Several outdoor spaces were used as examples, including Bay City’s “Feet on The Street,” Mount Pleasant’s Pedestrian Plaza, Milan’s Tolan Square and more.

The presentation was timely as the city weighs its options regarding the NODE, which is currently set to expire May 1. While not opposed to the concept of the NODE, Fourth Ward City Council Member John DiCostanzo was vocal Monday regarding his desire to see the space removed or relocated from its position on Second Street in downtown Niles. He said he is unsure whether or not Niles is ready to embrace a shift toward outdoor public spaces.
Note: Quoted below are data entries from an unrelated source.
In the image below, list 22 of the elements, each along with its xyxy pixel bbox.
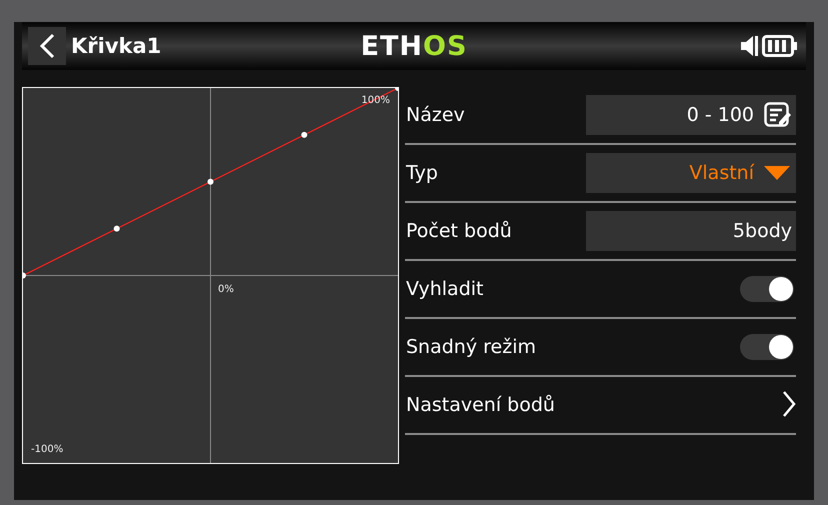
setting-label: Počet bodů (405, 220, 513, 242)
speaker-icon (741, 34, 759, 58)
setting-label: Název (405, 104, 466, 126)
chevron-left-icon (39, 33, 55, 59)
setting-label: Typ (405, 162, 439, 184)
dropdown-arrow-icon (764, 166, 790, 180)
ethos-logo: ETHOS (360, 30, 468, 62)
name-field[interactable]: 0 - 100 (586, 95, 796, 135)
screen-title: Křivka1 (71, 34, 162, 58)
toggle-switch[interactable] (740, 276, 794, 302)
edit-icon (764, 102, 792, 128)
setting-label: Nastavení bodů (405, 394, 556, 416)
battery-icon (762, 35, 798, 57)
type-dropdown[interactable]: Vlastní (586, 153, 796, 193)
axis-label: -100% (31, 444, 64, 455)
chevron-right-icon (782, 390, 796, 418)
setting-label: Snadný režim (405, 336, 537, 358)
back-button[interactable] (28, 27, 66, 65)
toggle-switch[interactable] (740, 334, 794, 360)
axis-label: 0% (218, 284, 234, 295)
setting-label: Vyhladit (405, 278, 484, 300)
value-field[interactable]: 5body (586, 211, 796, 251)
“I grew up in the New York metropolitan area. People go to Manhattan, and they expect to walk,” he said. “They expect to see paid parking lots and have to walk. I’ve been to the outdoor space in Grand Rapids, which is another city where you’re just not going to find convenient parking. You’ve gotta park in a big public parking lot, and you’re going to expect to walk, and we’ve got a culture here in Niles where folks want to be able to park near where they’re at. We want to park right next to the venues, and I just don’t know how we make that transition to get people accustomed to parking in a parking lot and walking three blocks to where they’re going.”
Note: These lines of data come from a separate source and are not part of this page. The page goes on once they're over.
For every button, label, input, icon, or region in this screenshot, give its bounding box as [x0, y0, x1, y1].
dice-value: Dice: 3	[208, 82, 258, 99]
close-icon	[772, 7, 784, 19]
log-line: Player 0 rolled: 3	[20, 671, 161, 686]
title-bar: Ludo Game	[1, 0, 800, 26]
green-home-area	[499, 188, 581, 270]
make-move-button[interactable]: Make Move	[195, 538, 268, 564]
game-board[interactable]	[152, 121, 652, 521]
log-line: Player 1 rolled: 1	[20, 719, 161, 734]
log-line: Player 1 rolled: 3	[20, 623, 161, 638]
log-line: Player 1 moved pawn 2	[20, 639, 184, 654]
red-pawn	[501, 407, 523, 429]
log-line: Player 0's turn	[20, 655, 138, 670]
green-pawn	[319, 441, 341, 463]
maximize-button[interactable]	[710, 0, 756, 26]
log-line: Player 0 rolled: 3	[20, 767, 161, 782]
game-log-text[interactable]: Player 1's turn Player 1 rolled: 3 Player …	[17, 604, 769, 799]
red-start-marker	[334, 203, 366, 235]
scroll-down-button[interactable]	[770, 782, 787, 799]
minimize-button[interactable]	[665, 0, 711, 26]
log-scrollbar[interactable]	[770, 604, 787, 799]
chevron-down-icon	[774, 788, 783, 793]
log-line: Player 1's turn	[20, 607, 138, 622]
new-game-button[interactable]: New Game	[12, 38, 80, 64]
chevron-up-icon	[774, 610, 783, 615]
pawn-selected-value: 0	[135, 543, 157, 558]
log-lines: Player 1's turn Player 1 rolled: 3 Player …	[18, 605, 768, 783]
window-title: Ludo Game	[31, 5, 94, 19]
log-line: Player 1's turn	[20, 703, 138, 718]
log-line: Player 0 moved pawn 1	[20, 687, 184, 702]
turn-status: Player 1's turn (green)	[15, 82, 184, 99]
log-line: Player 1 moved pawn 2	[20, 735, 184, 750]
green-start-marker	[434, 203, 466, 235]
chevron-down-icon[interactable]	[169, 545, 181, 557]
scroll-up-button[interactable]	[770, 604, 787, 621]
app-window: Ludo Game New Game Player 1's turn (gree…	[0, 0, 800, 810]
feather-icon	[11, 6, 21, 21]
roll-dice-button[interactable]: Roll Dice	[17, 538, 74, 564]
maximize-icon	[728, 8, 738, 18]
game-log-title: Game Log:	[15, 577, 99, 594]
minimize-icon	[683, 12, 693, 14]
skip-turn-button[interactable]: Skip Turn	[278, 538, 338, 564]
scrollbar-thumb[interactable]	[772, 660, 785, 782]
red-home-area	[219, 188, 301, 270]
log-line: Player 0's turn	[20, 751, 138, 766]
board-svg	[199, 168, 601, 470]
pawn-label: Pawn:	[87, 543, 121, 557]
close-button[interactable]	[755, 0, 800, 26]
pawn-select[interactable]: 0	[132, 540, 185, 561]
As part of MEDC’s work with the city on its Winter Cities Strategy Work Plan, an online survey was conducted to gather impressions of the NiODE. Draft plans are still in the works but initial data showed that out of 567 responses:

  • 422 had been to the NODE
  • 323 came to the NODE with family
  • 293 spent money at a downtown business while visiting the NODE

“Almost 600 responses to an online survey is actually incredible,” Germaine said. “Statistically speaking, it’s actually really good. You have to determine the demographics, and if it is truly representative of the community, and that’s why we don’t really count them because we don’t have data to back that up. … I will encourage you to consider making that investment and going with a professional who would be able to give you the data you need. It’s not easy to get, but if you’re willing to invest in it, you can get it.”
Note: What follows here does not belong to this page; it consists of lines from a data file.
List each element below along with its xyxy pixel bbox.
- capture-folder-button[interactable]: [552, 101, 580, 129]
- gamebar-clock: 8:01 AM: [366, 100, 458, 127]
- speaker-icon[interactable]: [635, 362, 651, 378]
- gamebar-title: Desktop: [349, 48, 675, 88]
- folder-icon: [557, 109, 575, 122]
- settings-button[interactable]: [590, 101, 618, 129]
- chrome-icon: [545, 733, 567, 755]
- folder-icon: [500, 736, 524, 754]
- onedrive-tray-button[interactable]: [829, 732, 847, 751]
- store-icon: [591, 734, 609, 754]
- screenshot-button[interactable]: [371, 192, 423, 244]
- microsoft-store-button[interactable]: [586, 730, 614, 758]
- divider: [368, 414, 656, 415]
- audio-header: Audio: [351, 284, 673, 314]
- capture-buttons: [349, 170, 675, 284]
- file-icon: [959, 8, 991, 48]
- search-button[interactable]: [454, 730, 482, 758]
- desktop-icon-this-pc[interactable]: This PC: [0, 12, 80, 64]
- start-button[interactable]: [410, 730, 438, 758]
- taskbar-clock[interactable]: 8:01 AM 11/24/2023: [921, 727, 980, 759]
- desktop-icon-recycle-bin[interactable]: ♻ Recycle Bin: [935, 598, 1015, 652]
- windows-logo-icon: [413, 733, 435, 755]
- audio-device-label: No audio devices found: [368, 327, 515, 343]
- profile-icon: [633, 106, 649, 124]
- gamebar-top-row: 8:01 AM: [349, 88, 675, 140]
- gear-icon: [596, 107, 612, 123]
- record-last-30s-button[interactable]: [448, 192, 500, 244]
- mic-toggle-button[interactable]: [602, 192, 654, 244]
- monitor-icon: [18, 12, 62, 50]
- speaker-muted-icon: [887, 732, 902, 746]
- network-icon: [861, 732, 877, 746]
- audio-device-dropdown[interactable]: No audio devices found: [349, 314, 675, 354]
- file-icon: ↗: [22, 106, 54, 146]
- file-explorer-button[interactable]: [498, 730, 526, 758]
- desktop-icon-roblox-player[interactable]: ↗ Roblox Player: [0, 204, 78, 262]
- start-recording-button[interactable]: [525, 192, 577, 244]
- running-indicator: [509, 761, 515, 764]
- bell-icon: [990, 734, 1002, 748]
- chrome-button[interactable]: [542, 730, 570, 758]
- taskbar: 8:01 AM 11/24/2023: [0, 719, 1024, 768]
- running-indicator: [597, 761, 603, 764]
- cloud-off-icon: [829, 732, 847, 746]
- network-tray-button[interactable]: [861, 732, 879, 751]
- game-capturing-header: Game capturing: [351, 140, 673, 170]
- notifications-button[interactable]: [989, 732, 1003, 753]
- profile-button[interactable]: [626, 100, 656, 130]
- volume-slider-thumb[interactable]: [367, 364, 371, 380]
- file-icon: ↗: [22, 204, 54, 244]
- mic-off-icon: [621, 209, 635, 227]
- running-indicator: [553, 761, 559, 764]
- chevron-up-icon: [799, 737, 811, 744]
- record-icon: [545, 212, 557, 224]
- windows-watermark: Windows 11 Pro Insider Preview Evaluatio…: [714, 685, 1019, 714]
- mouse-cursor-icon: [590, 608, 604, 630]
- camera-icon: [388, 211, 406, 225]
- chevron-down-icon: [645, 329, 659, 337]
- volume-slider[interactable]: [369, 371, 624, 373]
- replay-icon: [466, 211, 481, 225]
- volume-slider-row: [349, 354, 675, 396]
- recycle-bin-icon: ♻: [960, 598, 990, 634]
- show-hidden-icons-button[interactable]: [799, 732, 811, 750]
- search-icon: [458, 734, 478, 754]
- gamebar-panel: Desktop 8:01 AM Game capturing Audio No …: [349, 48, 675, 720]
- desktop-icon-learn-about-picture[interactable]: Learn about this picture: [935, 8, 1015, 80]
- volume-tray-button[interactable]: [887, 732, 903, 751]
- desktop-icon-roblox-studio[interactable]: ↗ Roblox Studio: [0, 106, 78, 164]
Based on the results of the online survey, the MEDC determined that the NODE seems to enjoy significant support in concept, though its current location in the road does bring a noticeable number of detractors.

“The Winter Strategies Plan focused on what existed at the time, so the recommendations that’ll come out of that strategy will apply to the NODE, no matter where it’s at, whether it’s here or somewhere else,” he said. “The strategy does talk about some additional improvement down by the river that is separate from the NODE in the strategies concepts. The second draft is being reviewed right now.”

Several members of the community attended both Monday’s city council meeting and the MEDC presentation, including Stephanie Reno, owner of SLR Pilates and co-owner of Trap House 24 SLR. Reno believes that work needs to be done to bolster downtown Niles before moving forward with outdoor spaces.

“We have some wonderful places down here,” she said. “We’re skipping steps, and it’s detrimental to us. It’s common sense to me where I’m going. Why are we missing this? If we did it one building at a time, one business at a time, before you know it, we could support all of this stuff, and it could be a phenomenal downtown.”